The current alarm over the credibility of national testing has its roots in the revelation - nearly two years ago - that a school could perform well in the national curriculum tests but still receive a poor report from the Office for Standards in Education.Never one to mince his words, Chris Woodhead, the chief inspector, opined that: "Either OFSTED is rubbish or performance tables are rubbish." Not surprisingly, he chose in his well-publicised remarks before Christmas to emphasise the defects of the tests administered by the Qualifications and Curriculum Authority, rather than those of OFSTED.
Under pressure from ministers, anxious not to have their target-related policies discredited by a key official, the chief inspector swiftly backpedalled. But he had sparked a controversy which shows no sign of dying down, partly because his doubts are shared by a number of teachers.
Today in The TES, Nick Tate, chief executive of the QCA, defends the tests (letters, page 20); and Chris Whetton, of the National Foundation for Educational Research, explains the lengths to which the NFER goes to make them as reliable and valid as possible (Platform, page 17).
This rich brew has been intensified by this week's publication of three reports on OFSTED itself.

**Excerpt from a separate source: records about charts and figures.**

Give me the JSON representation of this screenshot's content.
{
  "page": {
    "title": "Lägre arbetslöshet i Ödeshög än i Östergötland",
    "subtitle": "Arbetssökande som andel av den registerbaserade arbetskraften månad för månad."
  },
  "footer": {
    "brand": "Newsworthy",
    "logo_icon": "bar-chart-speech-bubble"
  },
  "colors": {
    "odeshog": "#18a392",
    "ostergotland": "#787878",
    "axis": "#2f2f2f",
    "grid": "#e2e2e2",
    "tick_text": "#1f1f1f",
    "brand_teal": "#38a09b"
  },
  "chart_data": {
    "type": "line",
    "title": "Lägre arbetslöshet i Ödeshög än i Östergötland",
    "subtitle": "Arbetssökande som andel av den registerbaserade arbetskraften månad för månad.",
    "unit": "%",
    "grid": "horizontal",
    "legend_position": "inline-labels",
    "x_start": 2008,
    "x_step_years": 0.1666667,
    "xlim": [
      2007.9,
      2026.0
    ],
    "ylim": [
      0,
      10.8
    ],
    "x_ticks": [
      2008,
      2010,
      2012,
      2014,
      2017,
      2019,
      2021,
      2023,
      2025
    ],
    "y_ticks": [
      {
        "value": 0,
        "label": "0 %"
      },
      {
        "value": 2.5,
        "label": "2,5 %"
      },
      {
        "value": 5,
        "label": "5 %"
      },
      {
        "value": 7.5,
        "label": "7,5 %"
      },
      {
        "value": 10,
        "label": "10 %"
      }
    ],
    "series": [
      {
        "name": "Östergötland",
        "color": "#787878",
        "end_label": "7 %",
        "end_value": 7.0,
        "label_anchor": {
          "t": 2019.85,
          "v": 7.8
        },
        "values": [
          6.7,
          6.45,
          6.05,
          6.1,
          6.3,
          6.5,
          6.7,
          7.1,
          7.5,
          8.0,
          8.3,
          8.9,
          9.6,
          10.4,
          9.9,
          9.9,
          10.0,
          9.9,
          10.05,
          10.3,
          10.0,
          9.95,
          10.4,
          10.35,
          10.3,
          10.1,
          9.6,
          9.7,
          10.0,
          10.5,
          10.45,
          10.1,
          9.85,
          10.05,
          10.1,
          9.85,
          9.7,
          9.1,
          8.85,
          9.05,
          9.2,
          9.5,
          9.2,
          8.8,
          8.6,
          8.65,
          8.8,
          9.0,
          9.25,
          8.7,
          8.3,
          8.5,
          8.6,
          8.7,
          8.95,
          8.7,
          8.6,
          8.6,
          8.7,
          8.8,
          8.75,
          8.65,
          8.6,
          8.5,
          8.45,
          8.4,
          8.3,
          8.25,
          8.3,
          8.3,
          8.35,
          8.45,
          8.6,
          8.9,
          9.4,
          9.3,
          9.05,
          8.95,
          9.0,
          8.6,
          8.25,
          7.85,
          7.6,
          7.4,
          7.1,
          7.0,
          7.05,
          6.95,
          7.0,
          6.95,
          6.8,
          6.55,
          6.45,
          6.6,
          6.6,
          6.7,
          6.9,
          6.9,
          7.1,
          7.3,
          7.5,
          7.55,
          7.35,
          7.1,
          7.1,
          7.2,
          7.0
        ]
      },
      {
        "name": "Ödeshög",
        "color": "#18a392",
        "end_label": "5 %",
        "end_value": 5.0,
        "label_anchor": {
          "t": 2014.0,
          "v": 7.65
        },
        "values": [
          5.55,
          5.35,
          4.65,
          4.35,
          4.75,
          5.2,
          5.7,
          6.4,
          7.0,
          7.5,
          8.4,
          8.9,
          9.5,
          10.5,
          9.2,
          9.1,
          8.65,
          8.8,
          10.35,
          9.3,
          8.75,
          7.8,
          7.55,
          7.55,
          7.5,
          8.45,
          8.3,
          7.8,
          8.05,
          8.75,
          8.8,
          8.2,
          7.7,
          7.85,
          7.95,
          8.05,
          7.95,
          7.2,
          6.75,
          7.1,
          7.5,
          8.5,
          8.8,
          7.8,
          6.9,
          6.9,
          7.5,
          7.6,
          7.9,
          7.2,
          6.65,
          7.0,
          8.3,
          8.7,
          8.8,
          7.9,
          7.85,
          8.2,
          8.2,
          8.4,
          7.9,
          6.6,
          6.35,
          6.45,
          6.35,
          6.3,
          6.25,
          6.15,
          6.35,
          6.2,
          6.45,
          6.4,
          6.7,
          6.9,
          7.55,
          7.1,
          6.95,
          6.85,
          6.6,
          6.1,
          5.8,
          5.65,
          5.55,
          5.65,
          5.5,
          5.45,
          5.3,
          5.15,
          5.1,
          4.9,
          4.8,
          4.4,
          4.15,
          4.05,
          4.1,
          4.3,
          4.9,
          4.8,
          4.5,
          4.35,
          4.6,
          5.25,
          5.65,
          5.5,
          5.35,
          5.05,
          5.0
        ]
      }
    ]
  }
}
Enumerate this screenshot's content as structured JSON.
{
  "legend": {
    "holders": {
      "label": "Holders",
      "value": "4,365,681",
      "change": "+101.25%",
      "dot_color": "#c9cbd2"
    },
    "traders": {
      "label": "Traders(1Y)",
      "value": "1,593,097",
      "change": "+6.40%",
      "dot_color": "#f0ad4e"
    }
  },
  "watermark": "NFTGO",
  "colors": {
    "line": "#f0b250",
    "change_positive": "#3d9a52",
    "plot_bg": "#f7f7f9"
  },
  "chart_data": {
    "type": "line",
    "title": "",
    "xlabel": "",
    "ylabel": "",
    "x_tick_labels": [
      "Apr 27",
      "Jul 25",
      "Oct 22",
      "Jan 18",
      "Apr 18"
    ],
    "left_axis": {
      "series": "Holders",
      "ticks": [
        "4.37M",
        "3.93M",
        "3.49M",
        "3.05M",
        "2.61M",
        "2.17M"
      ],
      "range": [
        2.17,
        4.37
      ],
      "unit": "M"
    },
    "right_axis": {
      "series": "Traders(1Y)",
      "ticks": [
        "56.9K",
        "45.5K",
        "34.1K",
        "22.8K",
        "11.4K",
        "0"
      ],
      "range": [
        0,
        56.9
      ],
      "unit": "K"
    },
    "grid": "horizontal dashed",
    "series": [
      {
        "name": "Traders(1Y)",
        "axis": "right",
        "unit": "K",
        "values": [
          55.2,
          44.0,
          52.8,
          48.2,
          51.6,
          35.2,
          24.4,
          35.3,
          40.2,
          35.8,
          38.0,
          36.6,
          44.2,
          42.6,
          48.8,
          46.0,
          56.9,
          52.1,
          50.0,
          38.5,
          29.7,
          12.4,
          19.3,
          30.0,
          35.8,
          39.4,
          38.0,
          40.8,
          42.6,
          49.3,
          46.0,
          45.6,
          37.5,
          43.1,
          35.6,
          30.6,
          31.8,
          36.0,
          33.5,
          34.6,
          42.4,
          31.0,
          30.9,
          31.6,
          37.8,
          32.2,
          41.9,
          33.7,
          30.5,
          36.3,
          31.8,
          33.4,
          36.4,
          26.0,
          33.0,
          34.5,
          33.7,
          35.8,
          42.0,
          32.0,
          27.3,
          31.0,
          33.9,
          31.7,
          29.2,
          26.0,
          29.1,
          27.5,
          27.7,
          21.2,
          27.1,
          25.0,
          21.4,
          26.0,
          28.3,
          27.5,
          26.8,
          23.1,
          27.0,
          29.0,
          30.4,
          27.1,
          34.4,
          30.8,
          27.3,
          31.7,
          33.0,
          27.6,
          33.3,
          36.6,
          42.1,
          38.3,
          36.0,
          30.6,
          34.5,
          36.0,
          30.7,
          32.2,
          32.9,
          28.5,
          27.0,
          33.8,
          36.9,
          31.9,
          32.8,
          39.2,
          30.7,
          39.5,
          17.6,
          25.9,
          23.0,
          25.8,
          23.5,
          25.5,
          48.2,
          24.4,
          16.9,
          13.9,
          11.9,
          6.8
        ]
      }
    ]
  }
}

There is much in the findings to please Mr Woodhead - but they tend to focus on attitudes to inspection rather than the central question: how valid and reliable are his own inspectors' verdicts?
Establishing such reliability is a complex task - especially since both our systems for evaluating schools have to perform too many functions. The SATs not only generate performance tables (which themselves have several purposes), but are supposed to inform parents and teachers about children's progress and chart national trends.
The main aim of inspection reports (which in any case draw heavily on test results) is to inform parents, but other objectives include identifying failing schools and inadequate teachers, school improvement, adding to a database of good practice, and providing a general picture of what's happening in our schools.
Much hard thinking is still required as to how these two forms of evaluation can be improved and further validated. But this does not mean that either of them is "rubbish".